Dans un cri du cœur dirigé aux chefs des principaux partis politiques du Québec, les associations patronales ont demandé de faire passer de 50 000 à 80 000 par année les seuils d’immigration. Au même moment, en commission parlementaire, le ministre de l’Immigration et de l’Emploi, Jean Boulet, anéantissait cet espoir en réitérant que son gouvernement n’allait pas accueillir plus d’immigrants.


« Il n’est pas question de changer ou d’augmenter les seuils qui ont été établis dans la planification pluriannuelle. On est passé de 40 000 à 52 000 et on a encore des problématiques d’intégration », a répondu Jean Boulet à une question du député de Québec solidaire, Andrés Fontecilla, en citant en exemple le taux de chômage de 13 % chez les immigrants, qui est supérieur à la moyenne. « Encore trop de gens résident et s’installent à Montréal [et ne travaillent pas] », a-t-il indiqué, soulignant qu’il existe pourtant beaucoup de possibilités d’emplois en région.


Les seuils ayant été la marotte de l’opposition durant cette commission parlementaire, M. Boulet a été abondamment talonné sur la question. « Êtes-vous d’accord avec des seuils qui vont de 100 000 à 120 000 immigrants par année au Québec ? », lui a demandé le député du Parti québécois, Pascal Bérubé. « Non », a répondu le ministre, catégorique. Il a également indiqué que les seuils sont établis « en fonction de la capacité d’accueil » et qu’ils sont « tout à fait compatibles avec la réalité que nous souhaitons. »


« On doit rattraper le retard »


Au terme de leur rencontre préélectorale avec les dirigeants des partis à Québec jeudi, le Conseil du patronat, appuyé par la Fédération des chambres de commerce du Québec (FCCQ) et la Fédération canadienne de l’entreprise indépendante (FCEI), a publiquement exhorté le futur gouvernement à hausser ses seuils d’immigration à 80 000, à partir de 2023 jusqu’en 2026. « À chaque année, on vit un recul par rapport au seuil qui avait été estimé et on doit rattraper le retard accumulé de 2017 à aujourd’hui », a soutenu Karl Blackburn, président du Conseil du patronat. Cette demande est encore plus grande que celle formulée il y a trois ans.

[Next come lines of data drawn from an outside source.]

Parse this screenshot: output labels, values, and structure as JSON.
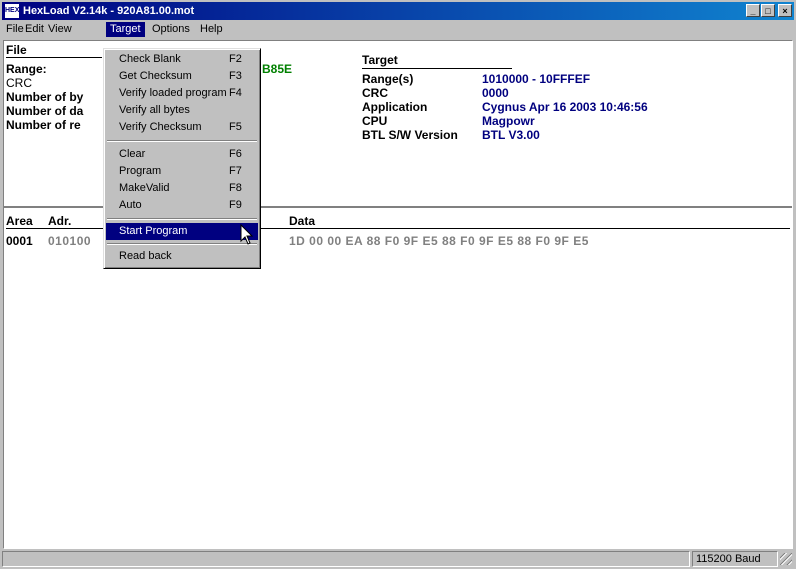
{
  "titlebar": {
    "icon_text": "HEX",
    "title": "HexLoad V2.14k - 920A81.00.mot",
    "min": "_",
    "max": "□",
    "close": "×"
  },
  "menubar": {
    "file": "File",
    "edit": "Edit",
    "view": "View",
    "target": "Target",
    "options": "Options",
    "help": "Help"
  },
  "file_panel": {
    "heading": "File",
    "range_label": "Range:",
    "crc_label": "CRC",
    "bytes_label": "Number of by",
    "data_label": "Number of da",
    "records_label": "Number of re",
    "crc_value_partial": "B85E"
  },
  "target_panel": {
    "heading": "Target",
    "rows": [
      {
        "label": "Range(s)",
        "value": "1010000 - 10FFFEF"
      },
      {
        "label": "CRC",
        "value": "0000"
      },
      {
        "label": "Application",
        "value": "Cygnus Apr 16 2003 10:46:56"
      },
      {
        "label": "CPU",
        "value": "Magpowr"
      },
      {
        "label": "BTL S/W Version",
        "value": "BTL V3.00"
      }
    ]
  },
  "table": {
    "col_area": "Area",
    "col_adr": "Adr.",
    "col_data": "Data",
    "row": {
      "area": "0001",
      "adr": "010100",
      "data": "1D 00 00 EA 88 F0 9F E5 88 F0 9F E5 88 F0 9F E5"
    }
  },
  "target_menu": {
    "items": [
      {
        "label": "Check Blank",
        "key": "F2"
      },
      {
        "label": "Get Checksum",
        "key": "F3"
      },
      {
        "label": "Verify loaded program",
        "key": "F4"
      },
      {
        "label": "Verify all bytes",
        "key": ""
      },
      {
        "label": "Verify Checksum",
        "key": "F5"
      },
      {
        "label": "Clear",
        "key": "F6"
      },
      {
        "label": "Program",
        "key": "F7"
      },
      {
        "label": "MakeValid",
        "key": "F8"
      },
      {
        "label": "Auto",
        "key": "F9"
      },
      {
        "label": "Start Program",
        "key": ""
      },
      {
        "label": "Read back",
        "key": ""
      }
    ]
  },
  "statusbar": {
    "baud": "115200 Baud"
  },
  "colors": {
    "title_active": "#000080",
    "value_blue": "#00007f",
    "value_green": "#008000",
    "selection": "#000080"
  }
}
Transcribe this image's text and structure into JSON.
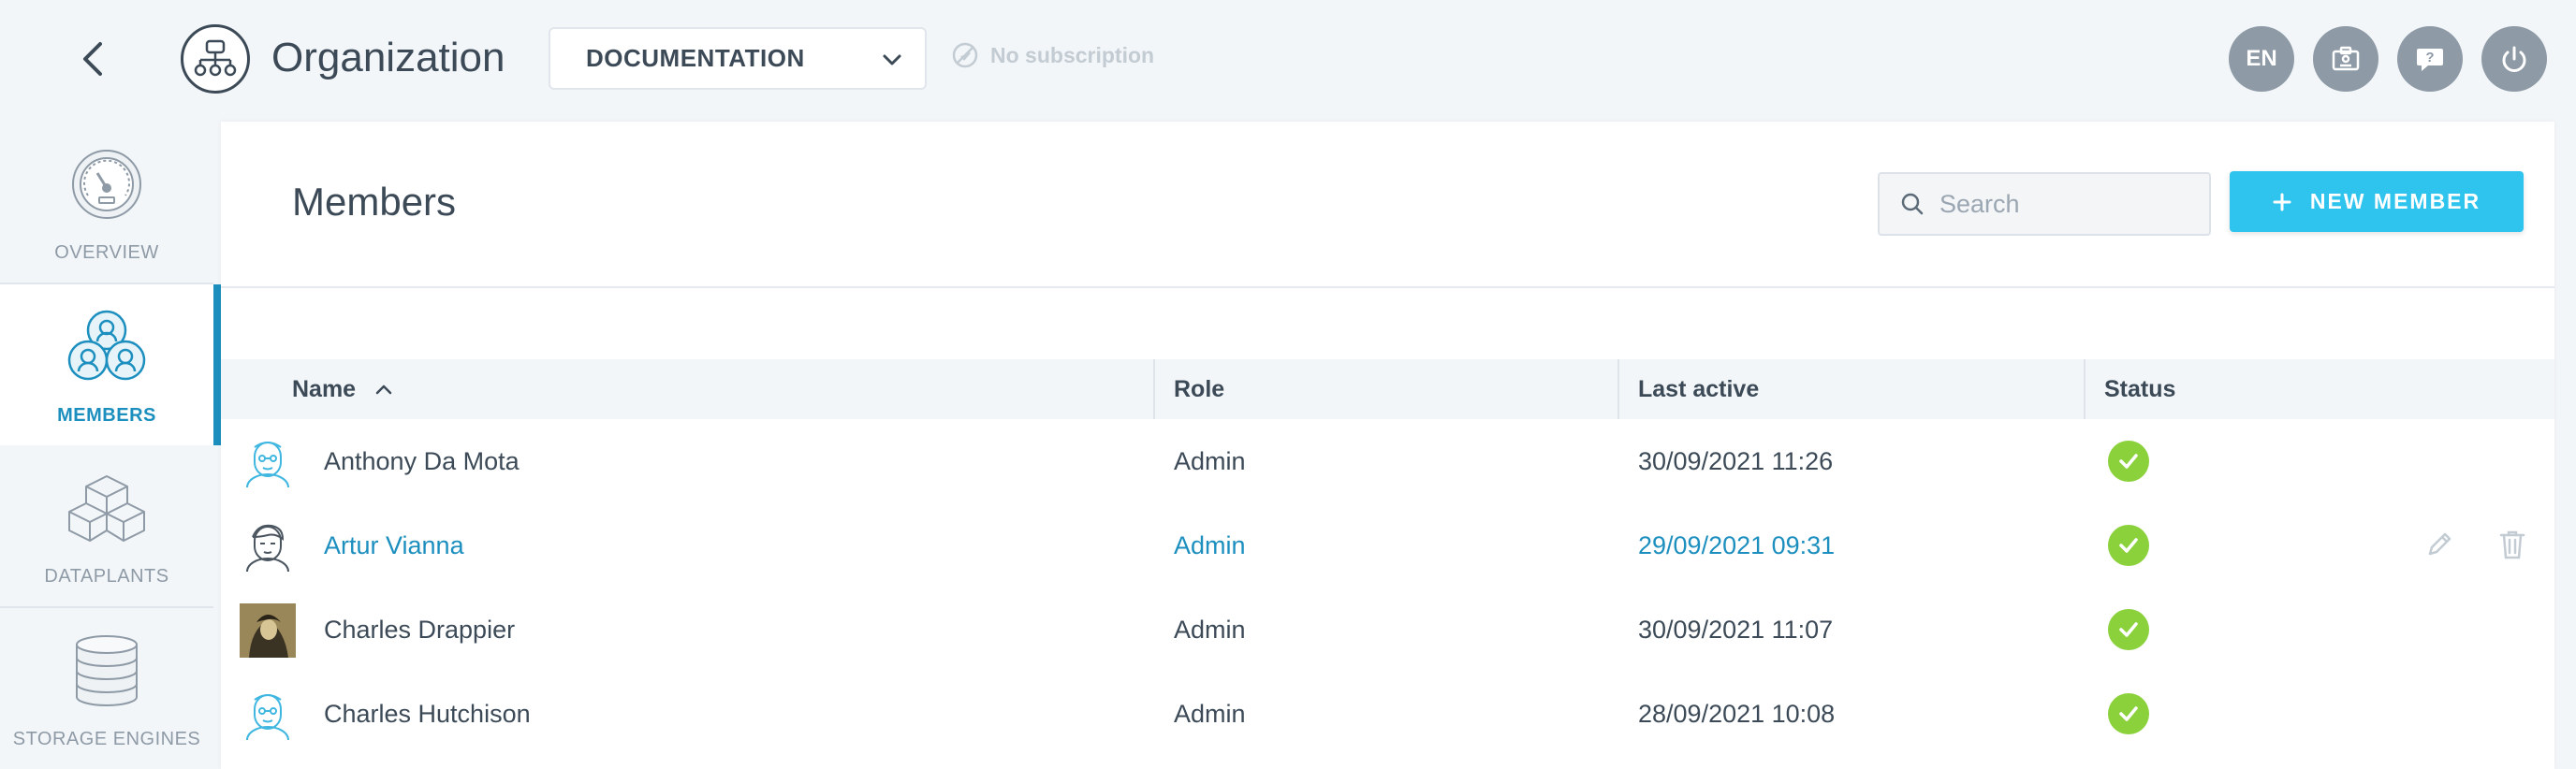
{
  "header": {
    "title": "Organization",
    "project_select": "DOCUMENTATION",
    "subscription_status": "No subscription",
    "language": "EN"
  },
  "sidebar": {
    "items": [
      {
        "label": "OVERVIEW",
        "icon": "gauge-icon",
        "active": false
      },
      {
        "label": "MEMBERS",
        "icon": "members-icon",
        "active": true
      },
      {
        "label": "DATAPLANTS",
        "icon": "cubes-icon",
        "active": false
      },
      {
        "label": "STORAGE ENGINES",
        "icon": "database-icon",
        "active": false
      }
    ]
  },
  "main": {
    "title": "Members",
    "search_placeholder": "Search",
    "new_member_label": "NEW MEMBER",
    "columns": {
      "name": "Name",
      "role": "Role",
      "last_active": "Last active",
      "status": "Status"
    },
    "rows": [
      {
        "name": "Anthony Da Mota",
        "role": "Admin",
        "last_active": "30/09/2021 11:26",
        "status": "active",
        "avatar": "default-avatar-icon"
      },
      {
        "name": "Artur Vianna",
        "role": "Admin",
        "last_active": "29/09/2021 09:31",
        "status": "active",
        "avatar": "sketch-avatar-icon",
        "hovered": true
      },
      {
        "name": "Charles Drappier",
        "role": "Admin",
        "last_active": "30/09/2021 11:07",
        "status": "active",
        "avatar": "photo-avatar"
      },
      {
        "name": "Charles Hutchison",
        "role": "Admin",
        "last_active": "28/09/2021 10:08",
        "status": "active",
        "avatar": "default-avatar-icon"
      }
    ]
  },
  "colors": {
    "accent": "#1c8fbf",
    "primary_button": "#2ec4ee",
    "status_ok": "#8bd13b",
    "header_button": "#8e9aa6"
  }
}
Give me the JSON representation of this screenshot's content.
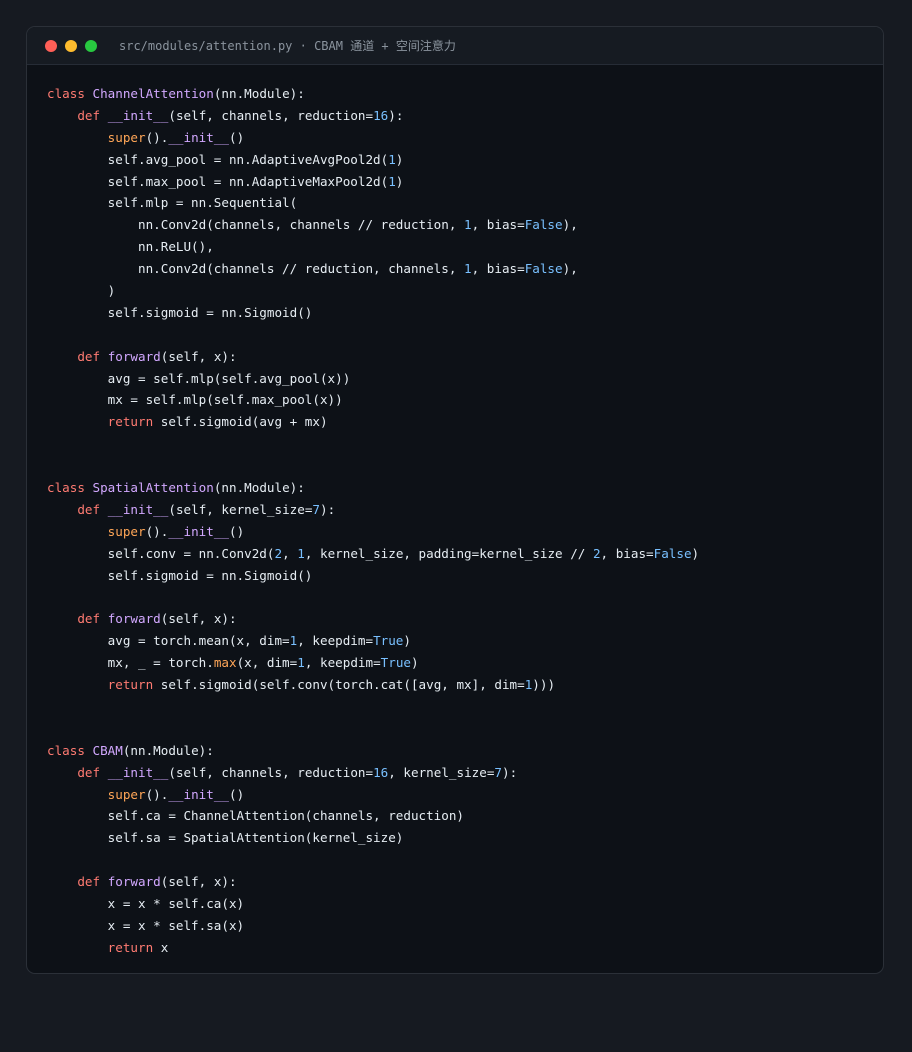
{
  "window": {
    "title": "src/modules/attention.py · CBAM 通道 + 空间注意力"
  },
  "colors": {
    "keyword": "#ff7b72",
    "class_name": "#d2a8ff",
    "function": "#d2a8ff",
    "number": "#79c0ff",
    "builtin": "#ffa657",
    "text": "#e6edf3",
    "background": "#0d1117"
  },
  "code": {
    "language": "python",
    "lines": [
      [
        [
          "kw",
          "class "
        ],
        [
          "cls",
          "ChannelAttention"
        ],
        [
          "plain",
          "(nn.Module):"
        ]
      ],
      [
        [
          "plain",
          "    "
        ],
        [
          "kw",
          "def "
        ],
        [
          "fn",
          "__init__"
        ],
        [
          "plain",
          "(self, channels, reduction="
        ],
        [
          "num",
          "16"
        ],
        [
          "plain",
          "):"
        ]
      ],
      [
        [
          "plain",
          "        "
        ],
        [
          "builtin",
          "super"
        ],
        [
          "plain",
          "()."
        ],
        [
          "fn",
          "__init__"
        ],
        [
          "plain",
          "()"
        ]
      ],
      [
        [
          "plain",
          "        self.avg_pool = nn.AdaptiveAvgPool2d("
        ],
        [
          "num",
          "1"
        ],
        [
          "plain",
          ")"
        ]
      ],
      [
        [
          "plain",
          "        self.max_pool = nn.AdaptiveMaxPool2d("
        ],
        [
          "num",
          "1"
        ],
        [
          "plain",
          ")"
        ]
      ],
      [
        [
          "plain",
          "        self.mlp = nn.Sequential("
        ]
      ],
      [
        [
          "plain",
          "            nn.Conv2d(channels, channels // reduction, "
        ],
        [
          "num",
          "1"
        ],
        [
          "plain",
          ", bias="
        ],
        [
          "const",
          "False"
        ],
        [
          "plain",
          "),"
        ]
      ],
      [
        [
          "plain",
          "            nn.ReLU(),"
        ]
      ],
      [
        [
          "plain",
          "            nn.Conv2d(channels // reduction, channels, "
        ],
        [
          "num",
          "1"
        ],
        [
          "plain",
          ", bias="
        ],
        [
          "const",
          "False"
        ],
        [
          "plain",
          "),"
        ]
      ],
      [
        [
          "plain",
          "        )"
        ]
      ],
      [
        [
          "plain",
          "        self.sigmoid = nn.Sigmoid()"
        ]
      ],
      [],
      [
        [
          "plain",
          "    "
        ],
        [
          "kw",
          "def "
        ],
        [
          "fn",
          "forward"
        ],
        [
          "plain",
          "(self, x):"
        ]
      ],
      [
        [
          "plain",
          "        avg = self.mlp(self.avg_pool(x))"
        ]
      ],
      [
        [
          "plain",
          "        mx = self.mlp(self.max_pool(x))"
        ]
      ],
      [
        [
          "plain",
          "        "
        ],
        [
          "kw",
          "return "
        ],
        [
          "plain",
          "self.sigmoid(avg + mx)"
        ]
      ],
      [],
      [],
      [
        [
          "kw",
          "class "
        ],
        [
          "cls",
          "SpatialAttention"
        ],
        [
          "plain",
          "(nn.Module):"
        ]
      ],
      [
        [
          "plain",
          "    "
        ],
        [
          "kw",
          "def "
        ],
        [
          "fn",
          "__init__"
        ],
        [
          "plain",
          "(self, kernel_size="
        ],
        [
          "num",
          "7"
        ],
        [
          "plain",
          "):"
        ]
      ],
      [
        [
          "plain",
          "        "
        ],
        [
          "builtin",
          "super"
        ],
        [
          "plain",
          "()."
        ],
        [
          "fn",
          "__init__"
        ],
        [
          "plain",
          "()"
        ]
      ],
      [
        [
          "plain",
          "        self.conv = nn.Conv2d("
        ],
        [
          "num",
          "2"
        ],
        [
          "plain",
          ", "
        ],
        [
          "num",
          "1"
        ],
        [
          "plain",
          ", kernel_size, padding=kernel_size // "
        ],
        [
          "num",
          "2"
        ],
        [
          "plain",
          ", bias="
        ],
        [
          "const",
          "False"
        ],
        [
          "plain",
          ")"
        ]
      ],
      [
        [
          "plain",
          "        self.sigmoid = nn.Sigmoid()"
        ]
      ],
      [],
      [
        [
          "plain",
          "    "
        ],
        [
          "kw",
          "def "
        ],
        [
          "fn",
          "forward"
        ],
        [
          "plain",
          "(self, x):"
        ]
      ],
      [
        [
          "plain",
          "        avg = torch.mean(x, dim="
        ],
        [
          "num",
          "1"
        ],
        [
          "plain",
          ", keepdim="
        ],
        [
          "const",
          "True"
        ],
        [
          "plain",
          ")"
        ]
      ],
      [
        [
          "plain",
          "        mx, _ = torch."
        ],
        [
          "builtin",
          "max"
        ],
        [
          "plain",
          "(x, dim="
        ],
        [
          "num",
          "1"
        ],
        [
          "plain",
          ", keepdim="
        ],
        [
          "const",
          "True"
        ],
        [
          "plain",
          ")"
        ]
      ],
      [
        [
          "plain",
          "        "
        ],
        [
          "kw",
          "return "
        ],
        [
          "plain",
          "self.sigmoid(self.conv(torch.cat([avg, mx], dim="
        ],
        [
          "num",
          "1"
        ],
        [
          "plain",
          ")))"
        ]
      ],
      [],
      [],
      [
        [
          "kw",
          "class "
        ],
        [
          "cls",
          "CBAM"
        ],
        [
          "plain",
          "(nn.Module):"
        ]
      ],
      [
        [
          "plain",
          "    "
        ],
        [
          "kw",
          "def "
        ],
        [
          "fn",
          "__init__"
        ],
        [
          "plain",
          "(self, channels, reduction="
        ],
        [
          "num",
          "16"
        ],
        [
          "plain",
          ", kernel_size="
        ],
        [
          "num",
          "7"
        ],
        [
          "plain",
          "):"
        ]
      ],
      [
        [
          "plain",
          "        "
        ],
        [
          "builtin",
          "super"
        ],
        [
          "plain",
          "()."
        ],
        [
          "fn",
          "__init__"
        ],
        [
          "plain",
          "()"
        ]
      ],
      [
        [
          "plain",
          "        self.ca = ChannelAttention(channels, reduction)"
        ]
      ],
      [
        [
          "plain",
          "        self.sa = SpatialAttention(kernel_size)"
        ]
      ],
      [],
      [
        [
          "plain",
          "    "
        ],
        [
          "kw",
          "def "
        ],
        [
          "fn",
          "forward"
        ],
        [
          "plain",
          "(self, x):"
        ]
      ],
      [
        [
          "plain",
          "        x = x * self.ca(x)"
        ]
      ],
      [
        [
          "plain",
          "        x = x * self.sa(x)"
        ]
      ],
      [
        [
          "plain",
          "        "
        ],
        [
          "kw",
          "return "
        ],
        [
          "plain",
          "x"
        ]
      ]
    ]
  }
}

Citant l’analyse du ministère de l’Emploi de 2017, 1,4 million de travailleurs devront être puisés à même différents « bassins » comme les étudiants, les personnes éloignées du marché du travail (personnes handicapées, judiciarisées, etc.) et les immigrants. Ceux-ci compteraient pour 22 % des besoins à combler, soit 64 000 immigrants par année. Or, à son arrivée au pouvoir, la Coalition avenir Québec (CAQ) a abaissé les seuils des libéraux qui étaient d’environ 50 000 à 40 000, pour ensuite les augmenter progressivement.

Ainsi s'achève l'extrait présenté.